/ds2

DS2 is an auto-scaling controller for distributed streaming dataflows

Primary LanguageRustApache License 2.0Apache-2.0

DS2: fast, accurate, automatic scaling decisions for distributed streaming dataflows.

DS2 is a low-latency controller for dynamic scaling of streaming analytics applications. It can accurately estimate parallelism for all dataflow operators within a single scaling decision, and operates reactively online. DS2 bases scaling decisions on real-time performance traces which it collects through lightweight system-level instrumentation.

This repository contains the following DS2 components:

  • The Scaling policy implements the scaling model and estimates operator parallelism using metrics collected by the reference system instrumentation.
  • The Scaling manager periodically invokes the policy when metrics are available and sends scaling commands to the reference stream processor.
  • The Apache Flink 1.4.1 instrumentation patch contains the necessary instrumentation for Flink to be integrated with DS2.

DS2 can be integrated with any dataflow stream processor as long as it can provide the instrumentation and metrics that its scaling policy requires.
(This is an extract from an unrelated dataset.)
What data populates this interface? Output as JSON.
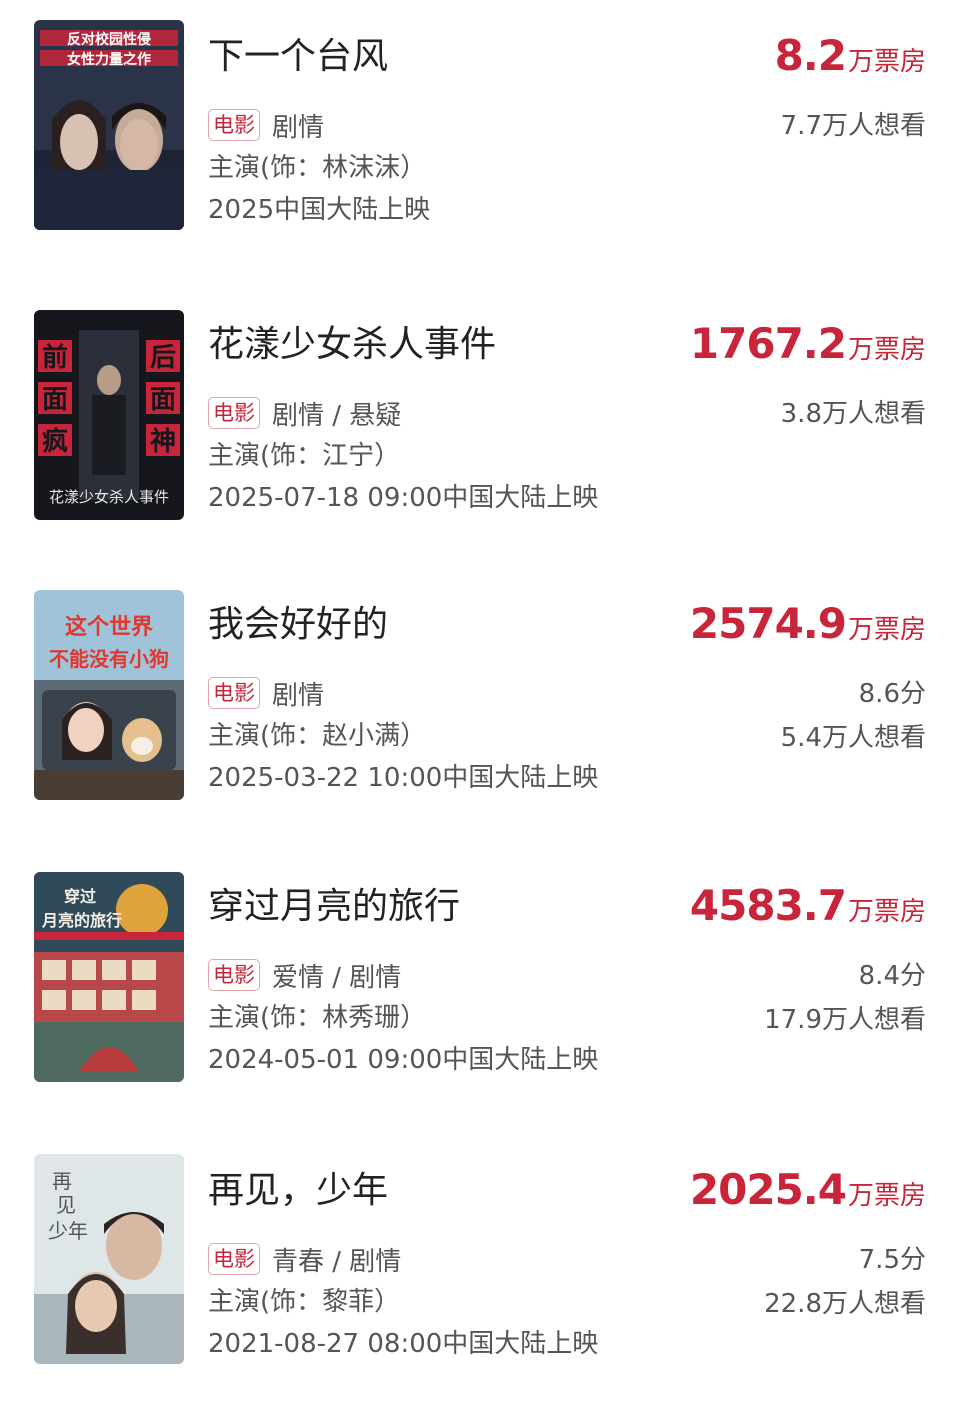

For more details on required metrics and integration, please see the OSDI'18 paper.

Building DS2

These instructions assume a Unix-like system.
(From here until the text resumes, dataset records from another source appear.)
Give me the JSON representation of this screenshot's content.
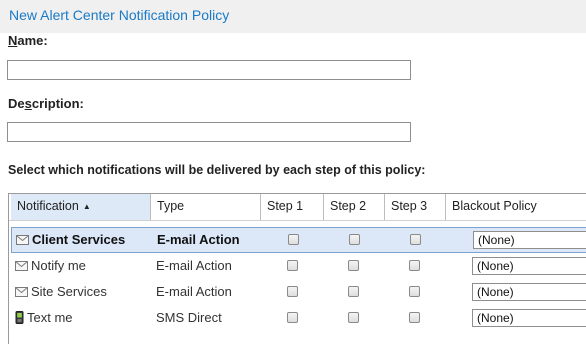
{
  "dialog": {
    "title": "New Alert Center Notification Policy"
  },
  "form": {
    "name_label_accesskey": "N",
    "name_label_rest": "ame:",
    "name_value": "",
    "description_label_pre": "De",
    "description_label_accesskey": "s",
    "description_label_rest": "cription:",
    "description_value": ""
  },
  "instructions": "Select which notifications will be delivered by each step of this policy:",
  "grid": {
    "columns": {
      "notification": "Notification",
      "type": "Type",
      "step1": "Step 1",
      "step2": "Step 2",
      "step3": "Step 3",
      "blackout": "Blackout Policy"
    },
    "sort_indicator": "▲",
    "rows": [
      {
        "icon": "envelope-icon",
        "name": "Client Services",
        "type": "E-mail Action",
        "step1": false,
        "step2": false,
        "step3": false,
        "blackout": "(None)",
        "selected": true
      },
      {
        "icon": "envelope-icon",
        "name": "Notify me",
        "type": "E-mail Action",
        "step1": false,
        "step2": false,
        "step3": false,
        "blackout": "(None)",
        "selected": false
      },
      {
        "icon": "envelope-icon",
        "name": "Site Services",
        "type": "E-mail Action",
        "step1": false,
        "step2": false,
        "step3": false,
        "blackout": "(None)",
        "selected": false
      },
      {
        "icon": "mobile-phone-icon",
        "name": "Text me",
        "type": "SMS Direct",
        "step1": false,
        "step2": false,
        "step3": false,
        "blackout": "(None)",
        "selected": false
      }
    ]
  },
  "colors": {
    "title": "#1a7ac6",
    "selected_row": "#dce8f8",
    "selected_border": "#7da2ce",
    "sorted_header": "#dde9f7"
  }
}
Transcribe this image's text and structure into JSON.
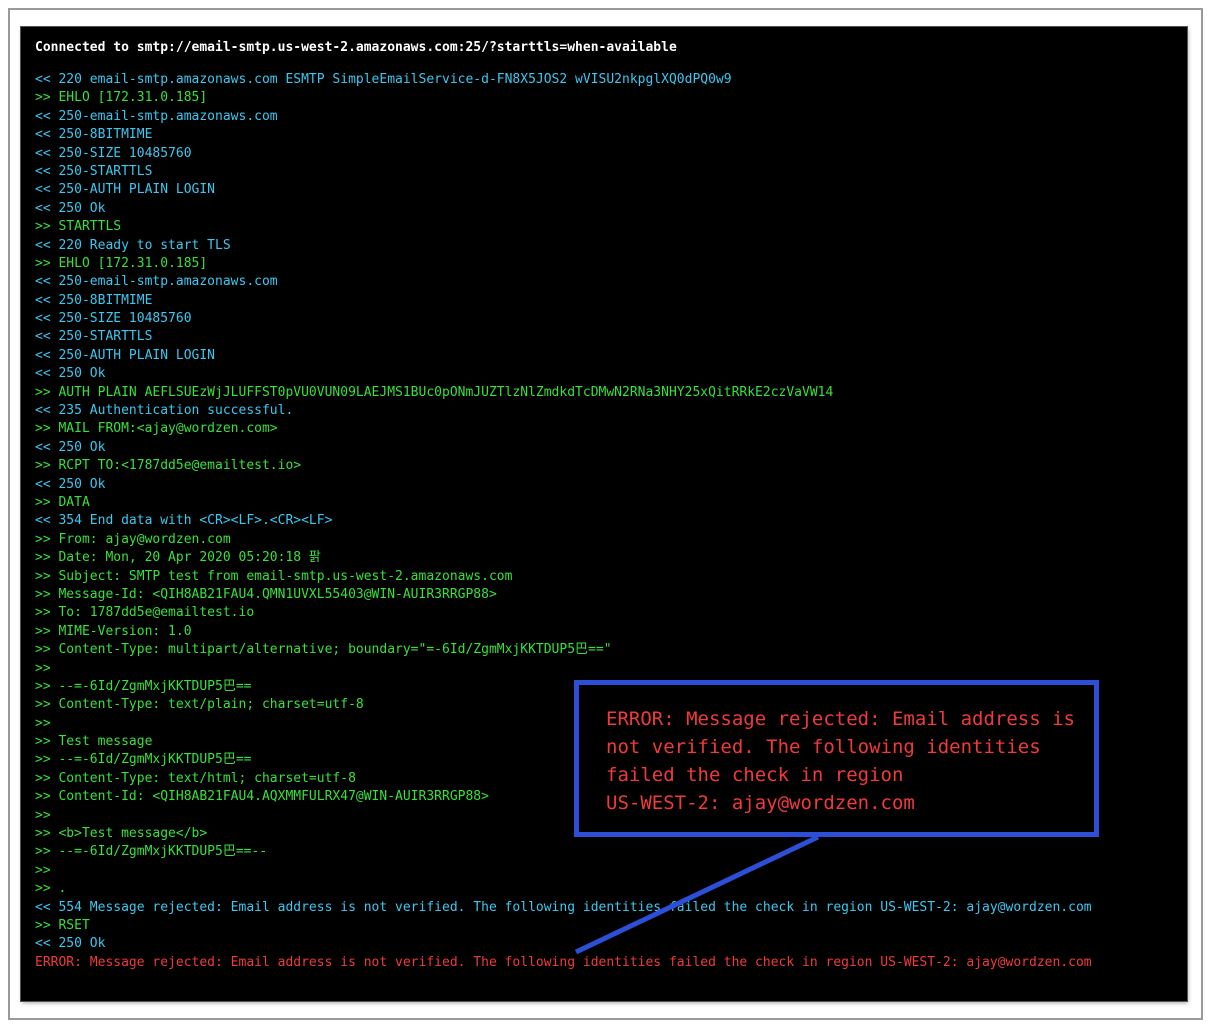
{
  "terminal": {
    "header": "Connected to smtp://email-smtp.us-west-2.amazonaws.com:25/?starttls=when-available",
    "lines": [
      {
        "kind": "in",
        "text": "<< 220 email-smtp.amazonaws.com ESMTP SimpleEmailService-d-FN8X5JOS2 wVISU2nkpglXQ0dPQ0w9"
      },
      {
        "kind": "out",
        "text": ">> EHLO [172.31.0.185]"
      },
      {
        "kind": "in",
        "text": "<< 250-email-smtp.amazonaws.com"
      },
      {
        "kind": "in",
        "text": "<< 250-8BITMIME"
      },
      {
        "kind": "in",
        "text": "<< 250-SIZE 10485760"
      },
      {
        "kind": "in",
        "text": "<< 250-STARTTLS"
      },
      {
        "kind": "in",
        "text": "<< 250-AUTH PLAIN LOGIN"
      },
      {
        "kind": "in",
        "text": "<< 250 Ok"
      },
      {
        "kind": "out",
        "text": ">> STARTTLS"
      },
      {
        "kind": "in",
        "text": "<< 220 Ready to start TLS"
      },
      {
        "kind": "out",
        "text": ">> EHLO [172.31.0.185]"
      },
      {
        "kind": "in",
        "text": "<< 250-email-smtp.amazonaws.com"
      },
      {
        "kind": "in",
        "text": "<< 250-8BITMIME"
      },
      {
        "kind": "in",
        "text": "<< 250-SIZE 10485760"
      },
      {
        "kind": "in",
        "text": "<< 250-STARTTLS"
      },
      {
        "kind": "in",
        "text": "<< 250-AUTH PLAIN LOGIN"
      },
      {
        "kind": "in",
        "text": "<< 250 Ok"
      },
      {
        "kind": "out",
        "text": ">> AUTH PLAIN AEFLSUEzWjJLUFFST0pVU0VUN09LAEJMS1BUc0pONmJUZTlzNlZmdkdTcDMwN2RNa3NHY25xQitRRkE2czVaVW14"
      },
      {
        "kind": "in",
        "text": "<< 235 Authentication successful."
      },
      {
        "kind": "out",
        "text": ">> MAIL FROM:<ajay@wordzen.com>"
      },
      {
        "kind": "in",
        "text": "<< 250 Ok"
      },
      {
        "kind": "out",
        "text": ">> RCPT TO:<1787dd5e@emailtest.io>"
      },
      {
        "kind": "in",
        "text": "<< 250 Ok"
      },
      {
        "kind": "out",
        "text": ">> DATA"
      },
      {
        "kind": "in",
        "text": "<< 354 End data with <CR><LF>.<CR><LF>"
      },
      {
        "kind": "out",
        "text": ">> From: ajay@wordzen.com"
      },
      {
        "kind": "out",
        "text": ">> Date: Mon, 20 Apr 2020 05:20:18 팕"
      },
      {
        "kind": "out",
        "text": ">> Subject: SMTP test from email-smtp.us-west-2.amazonaws.com"
      },
      {
        "kind": "out",
        "text": ">> Message-Id: <QIH8AB21FAU4.QMN1UVXL55403@WIN-AUIR3RRGP88>"
      },
      {
        "kind": "out",
        "text": ">> To: 1787dd5e@emailtest.io"
      },
      {
        "kind": "out",
        "text": ">> MIME-Version: 1.0"
      },
      {
        "kind": "out",
        "text": ">> Content-Type: multipart/alternative; boundary=\"=-6Id/ZgmMxjKKTDUP5巴==\""
      },
      {
        "kind": "out",
        "text": ">>"
      },
      {
        "kind": "out",
        "text": ">> --=-6Id/ZgmMxjKKTDUP5巴=="
      },
      {
        "kind": "out",
        "text": ">> Content-Type: text/plain; charset=utf-8"
      },
      {
        "kind": "out",
        "text": ">>"
      },
      {
        "kind": "out",
        "text": ">> Test message"
      },
      {
        "kind": "out",
        "text": ">> --=-6Id/ZgmMxjKKTDUP5巴=="
      },
      {
        "kind": "out",
        "text": ">> Content-Type: text/html; charset=utf-8"
      },
      {
        "kind": "out",
        "text": ">> Content-Id: <QIH8AB21FAU4.AQXMMFULRX47@WIN-AUIR3RRGP88>"
      },
      {
        "kind": "out",
        "text": ">>"
      },
      {
        "kind": "out",
        "text": ">> <b>Test message</b>"
      },
      {
        "kind": "out",
        "text": ">> --=-6Id/ZgmMxjKKTDUP5巴==--"
      },
      {
        "kind": "out",
        "text": ">>"
      },
      {
        "kind": "out",
        "text": ">> ."
      },
      {
        "kind": "in",
        "text": "<< 554 Message rejected: Email address is not verified. The following identities failed the check in region US-WEST-2: ajay@wordzen.com"
      },
      {
        "kind": "out",
        "text": ">> RSET"
      },
      {
        "kind": "in",
        "text": "<< 250 Ok"
      },
      {
        "kind": "err",
        "text": "ERROR: Message rejected: Email address is not verified. The following identities failed the check in region US-WEST-2: ajay@wordzen.com"
      }
    ]
  },
  "callout": {
    "lines": [
      "ERROR: Message rejected: Email address is",
      "not verified. The following identities",
      "failed the check in region",
      "US-WEST-2: ajay@wordzen.com"
    ]
  },
  "colors": {
    "server_response": "#3ac8f0",
    "client_command": "#37e03a",
    "error": "#f03a3a",
    "callout_border": "#2d4fd8"
  }
}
  1. DS2 is mainly developed in Rust. You can install Rust by following these instructions.

  2. Compile the code (dependencies will be fetched automatically):

    $ cd controller/
    $ cargo build --release --all

Executing DS2

There are two ways to execute DS2: online and offline. To run DS2 online, follow the steps below:

  1. Set up the DS2 configuration parameters in the ds2.toml file

  2. Go to controller/ and start the scaling manager:

$ cargo run --release --bin manager

On success, the scaling manager starts monitoring the specified metrics repository and performs the following actions:

  • Updates its state every time a new rate file is created by the instrumented system. The scaling manager expects exactly one rate file per operator instance and time window (epoch) following the naming convention "some_name-epoch_number.file_extension". Example rate files generated with this patch for Flink can be found here.
  • Invokes the scaling policy periodically according to the particular configuration.
  • Re-configures the streaming system automatically. To start and re-configure the running system, you must write two respective bash scripts, such as these scripts for Flink.

DS2 scaling policy can also be invoked offline on a collection of metrics generated during the execution of a dataflow. To do so, you need:

  • A file containing the configuration of the executed dataflow.
  • A log file with the collected operator rates for one or more policy intervals (epochs).

As an example, go to controller/ and run:

$ cargo run --release --bin policy -- --topo examples/offline/flink_wordcount_topology.csv --rates examples/offline/flink_rates.log --system flink

This command evaluates the scaling policy on the --topo topology for each epoch included in the --rates file assuming Flink as the streaming system.

For more information about offline execution parameters, try --help as follows:

$ cargo run --release --bin policy -- --help

Example input files for both online and offline DS2 execution are provided here, along with details on their format.

Documentation

The complete DS2 documentation can be found here.

License

DS2 is primarily distributed under the terms of both the MIT license and the Apache License (Version 2.0). See LICENSE-APACHE, and LICENSE-MIT for details.